Pumping up an investment portfolio with ‘cheapish’ oil stocks could lead to gushing profits, says one industry expert.
Jupiter Absolute return fund manager James Clunie expects up to a 50% return within three years on holdings in BP, Shell and Statoil.
He argues the stocks are reasonably priced and that companies are managing costs to give better returns.
“Getting on top of their costs after some years of over spending will take some time to turn prices around, but meanwhile, a 5% dividend is worth taking,” said Clunie.
“Totting up gains in share prices and income from dividends could easily mean a 50% return over three years. That’s not really going to be dependent on oil prices or how the economy performs either.”
Clunie considers BP riskier than the others, mainly because of the impact of having to settle huge compensation claims for the Gulf of Mexico oil spill.
Shining base metals
James Sutton of JP Morgan is keener on commodities than equities as well.

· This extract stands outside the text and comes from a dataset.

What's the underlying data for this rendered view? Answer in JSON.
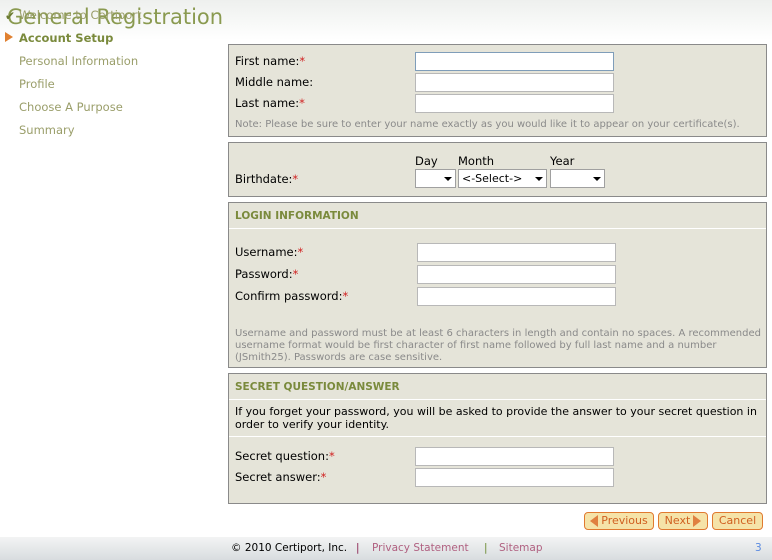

Uncertainty over when interest rates will rise and concerns over ongoing conflicts in the Middle East and The Ukraine have taken a toll on the markets, he says.
Sutton is an advocate of investing in base metals and has tracked their prices against equities across recent times.
He cites positive manufacturing and economic data from China as boosting base metal prices.
Platinum and palladium are feeling the benefit of improved confidence and growth in China, and explains that the market is restricted because one of the main producers, Russia, is facing export sanctions that will keep supply tight.
“Stocks in base metals and mining companies have performed very well recently,” said Sutton.
“Diamonds are also shining thanks to more demand from China and companies managing the supply to keep prices up.
“The strength of the base metal market is how the markets are constrained to buoy prices.”
Indian summer success
Indian Prime Minister Narendra Modi has just passed his first 100 days in office and has already injected life into a lacklustre economy.
A catalogue of measures aimed at boosting growth have seen confidence in business improve to trigger a new round of growth that is predicted to last for three to five years, according to Ajay Argal of Baring Asset Management.
“If the current trend is maintained and inflation comes under control, I expect increased corporate earnings supporting better dividend payments and a rerating of stocks,” he said.